At its peak, the hospital project employed about 500 members of the Shinshicho community — and about half of them are involved in Holt’s humanitarian programs to help keep families together in Ethiopia.

Holt is well known in the United States as an international adoption agency, but since its founding in 1956, it has evolved into an international child welfare agency operating in 13 countries, said Jack Wharfield, Holt’s vice president of development.

Last year, Holt served 31,534 children worldwide who are orphans, or whose families are at risk of disruption, by arranging in-country adoptions, and by strengthening families through donations of livestock, school supplies and other assistance. Of that total, 561 children arrived home in the United States through Holt’s adoption programs.
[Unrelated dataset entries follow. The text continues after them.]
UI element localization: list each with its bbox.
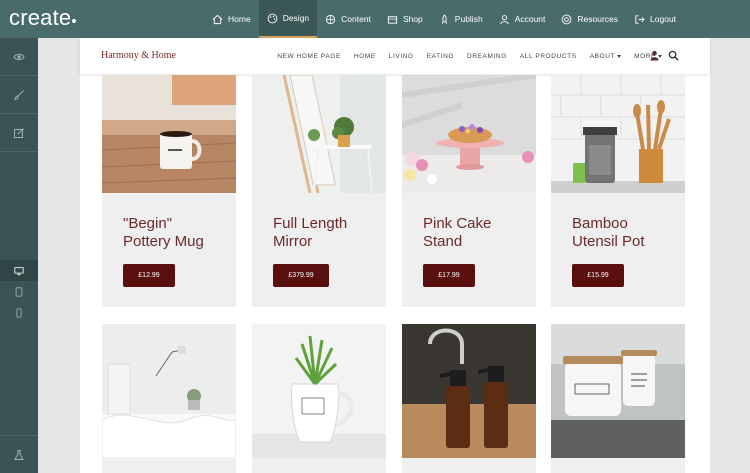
jug-photo [252,324,386,458]
nav-shop[interactable]: Shop [379,0,431,38]
nav-logout[interactable]: Logout [626,0,684,38]
site-nav-living[interactable]: LIVING [389,53,414,60]
mobile-icon [16,307,22,318]
site-preview: Harmony & Home NEW HOME PAGE HOME LIVING… [80,38,710,473]
nav-publish[interactable]: Publish [431,0,491,38]
product-card[interactable]: Bamboo Utensil Pot £15.99 [551,75,685,307]
nav-content-label: Content [341,14,371,24]
logout-icon [635,14,645,24]
price-button[interactable]: £15.99 [572,264,624,287]
content-icon [326,14,336,24]
site-nav-eating[interactable]: EATING [427,53,454,60]
product-card[interactable]: "Begin" Pottery Mug £12.99 [102,75,236,307]
mug-photo [102,75,236,193]
price-button[interactable]: £379.99 [273,264,329,287]
mirror-photo [252,75,386,193]
brush-icon [14,89,24,100]
site-brand[interactable]: Harmony & Home [101,50,176,61]
app-logo[interactable]: create [9,5,77,31]
nav-design-label: Design [282,13,310,23]
desktop-icon [14,266,24,275]
product-card[interactable]: Full Length Mirror £379.99 [252,75,386,307]
site-nav-home[interactable]: HOME [354,53,376,60]
spray-bottles-photo [402,324,536,458]
product-title[interactable]: Pink Cake Stand [402,193,536,263]
product-image-mug[interactable] [102,75,236,193]
product-image-canisters[interactable] [551,324,685,458]
user-icon [499,14,509,24]
palette-icon [267,13,278,23]
price-button[interactable]: £17.99 [423,264,475,287]
product-card[interactable] [551,324,685,473]
product-image-jug[interactable] [252,324,386,458]
flask-icon [14,449,24,460]
site-nav-dreaming[interactable]: DREAMING [467,53,507,60]
editor-sidebar [0,38,38,473]
nav-publish-label: Publish [454,14,483,24]
product-image-spray-bottles[interactable] [402,324,536,458]
device-switcher [0,260,38,323]
site-nav: NEW HOME PAGE HOME LIVING EATING DREAMIN… [277,38,662,74]
site-nav-new-home[interactable]: NEW HOME PAGE [277,53,341,60]
canisters-photo [551,324,685,458]
nav-home-label: Home [228,14,251,24]
device-desktop-button[interactable] [0,260,38,281]
search-icon[interactable] [668,50,679,61]
product-title[interactable]: Bamboo Utensil Pot [551,193,685,263]
nav-account[interactable]: Account [491,0,554,38]
product-image-utensil-pot[interactable] [551,75,685,193]
app-nav: Home Design Content Shop Publish Account… [204,0,684,38]
nav-design[interactable]: Design [258,0,318,38]
nav-resources-label: Resources [577,14,619,24]
rocket-icon [441,13,447,24]
cart-icon [387,15,398,24]
sidebar-style-button[interactable] [0,76,38,114]
lifebuoy-icon [562,14,572,24]
utensil-pot-photo [551,75,685,193]
price-button[interactable]: £12.99 [123,264,175,287]
device-tablet-button[interactable] [0,281,38,302]
app-topbar: create Home Design Content Shop Publish … [0,0,750,38]
home-icon [212,14,223,24]
nav-shop-label: Shop [402,14,423,24]
sidebar-preview-button[interactable] [0,38,38,76]
sidebar-labs-button[interactable] [0,435,38,473]
nav-content[interactable]: Content [317,0,379,38]
device-mobile-button[interactable] [0,302,38,323]
eye-icon [13,53,25,60]
product-image-cake-stand[interactable] [402,75,536,193]
nav-account-label: Account [514,14,546,24]
chevron-down-icon [617,54,622,58]
product-title[interactable]: "Begin" Pottery Mug [102,193,236,263]
site-nav-all-products[interactable]: ALL PRODUCTS [520,53,577,60]
account-icon[interactable] [649,50,660,61]
bedroom-photo [102,324,236,458]
product-card[interactable]: Pink Cake Stand £17.99 [402,75,536,307]
product-image-bedroom[interactable] [102,324,236,458]
product-title[interactable]: Full Length Mirror [252,193,386,263]
product-card[interactable] [252,324,386,473]
site-nav-about[interactable]: ABOUT [590,53,622,60]
product-image-mirror[interactable] [252,75,386,193]
edit-icon [14,127,24,138]
nav-logout-label: Logout [650,14,677,24]
tablet-icon [15,286,23,297]
nav-resources[interactable]: Resources [553,0,626,38]
product-card[interactable] [402,324,536,473]
sidebar-edit-button[interactable] [0,114,38,152]
cake-stand-photo [402,75,536,193]
nav-home[interactable]: Home [204,0,259,38]
site-header: Harmony & Home NEW HOME PAGE HOME LIVING… [80,38,710,74]
product-card[interactable] [102,324,236,473]
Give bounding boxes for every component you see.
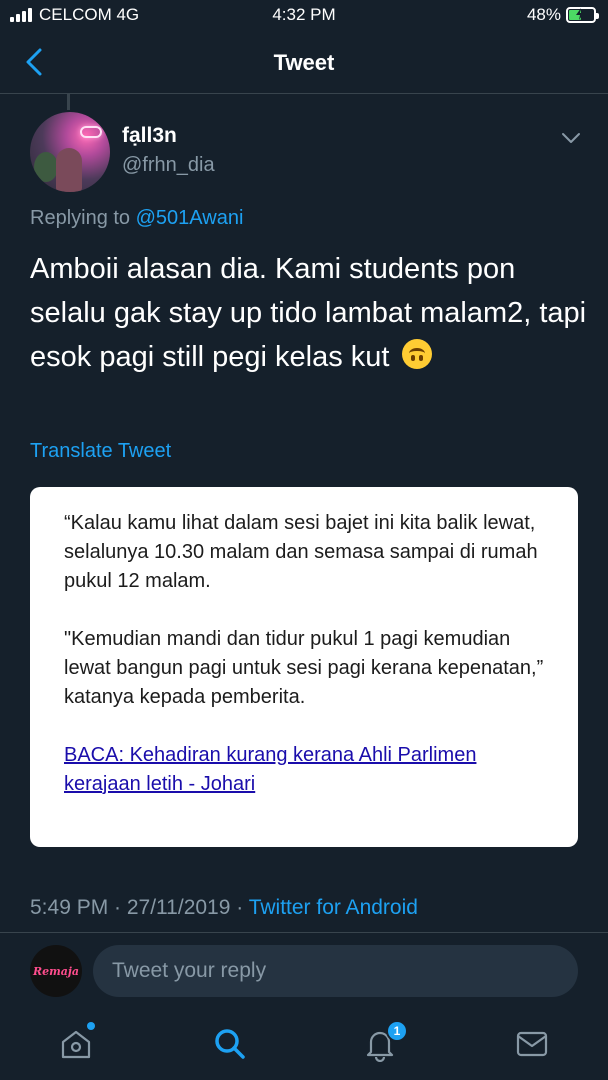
tweet-timestamp: 5:49 PM · 27/11/2019 · xyxy=(30,896,249,919)
chevron-down-icon xyxy=(562,133,580,143)
author-display-name[interactable]: fạll3n xyxy=(122,124,177,148)
card-paragraph-2: "Kemudian mandi dan tidur pukul 1 pagi k… xyxy=(64,628,544,708)
tab-search[interactable] xyxy=(212,1026,248,1062)
tweet-source-link[interactable]: Twitter for Android xyxy=(249,896,418,919)
reply-bar: Remaja Tweet your reply xyxy=(0,932,608,1008)
replying-prefix: Replying to xyxy=(30,207,136,229)
battery-percent: 48% xyxy=(526,5,561,24)
tweet-meta: 5:49 PM · 27/11/2019 · Twitter for Andro… xyxy=(30,896,418,920)
user-avatar-logo: Remaja xyxy=(32,964,79,978)
notifications-badge: 1 xyxy=(386,1020,408,1042)
reply-input[interactable]: Tweet your reply xyxy=(93,945,578,997)
replying-to: Replying to @501Awani xyxy=(30,207,243,230)
status-bar: CELCOM 4G 4:32 PM 48% xyxy=(0,0,608,30)
page-title: Tweet xyxy=(273,50,335,75)
user-avatar[interactable]: Remaja xyxy=(30,945,82,997)
nav-header: Tweet xyxy=(0,30,608,94)
card-article-link: BACA: Kehadiran kurang kerana Ahli Parli… xyxy=(64,744,477,795)
tab-bar: 1 xyxy=(0,1008,608,1080)
thread-line xyxy=(67,94,70,110)
tweet-text: Amboii alasan dia. Kami students pon sel… xyxy=(30,247,590,379)
tweet-options-button[interactable] xyxy=(560,130,582,146)
attached-image-card[interactable]: “Kalau kamu lihat dalam sesi bajet ini k… xyxy=(30,487,578,847)
tab-notifications[interactable]: 1 xyxy=(362,1020,408,1063)
tweet-body: Amboii alasan dia. Kami students pon sel… xyxy=(30,253,587,373)
replying-mention-link[interactable]: @501Awani xyxy=(136,207,244,229)
upside-down-face-icon xyxy=(401,339,432,369)
tab-home[interactable] xyxy=(58,1022,95,1062)
status-right: 48% xyxy=(526,5,599,25)
card-paragraph-1: “Kalau kamu lihat dalam sesi bajet ini k… xyxy=(64,512,538,592)
home-icon xyxy=(61,1030,91,1059)
clock: 4:32 PM xyxy=(272,5,336,24)
tab-messages[interactable] xyxy=(514,1026,550,1062)
search-icon xyxy=(215,1029,245,1059)
translate-tweet-link[interactable]: Translate Tweet xyxy=(30,440,171,463)
battery-icon xyxy=(566,7,599,23)
author-avatar[interactable] xyxy=(30,112,110,192)
messages-icon xyxy=(516,1031,548,1057)
home-new-dot xyxy=(87,1022,95,1030)
author-handle[interactable]: @frhn_dia xyxy=(122,154,215,177)
reply-placeholder: Tweet your reply xyxy=(112,959,267,982)
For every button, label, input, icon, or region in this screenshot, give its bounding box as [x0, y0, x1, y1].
Holt has raised $1 million for the Shinshicho hospital, and needs to raise another $250,000 to finish it, Littleton said.

The community in Ethiopia has raised $150,000 for the hospital, and is raising another $100,000, he said.

The medical equipment that Campbell and others have collected for the hospital reduces the bill to equip it, Lauer said.

“It’s an exciting piece of this project that we didn’t plan on from the beginning,” he said.

When the Campbells went to pick up Miles in Ethiopia three years ago, they had no inkling where the experience would take them.

“If there’s a catalyst in all of this, it’s him,” Patric Campbell said. “The amazing part for me is he doesn’t even know the impact he’s had on two communities and the world.”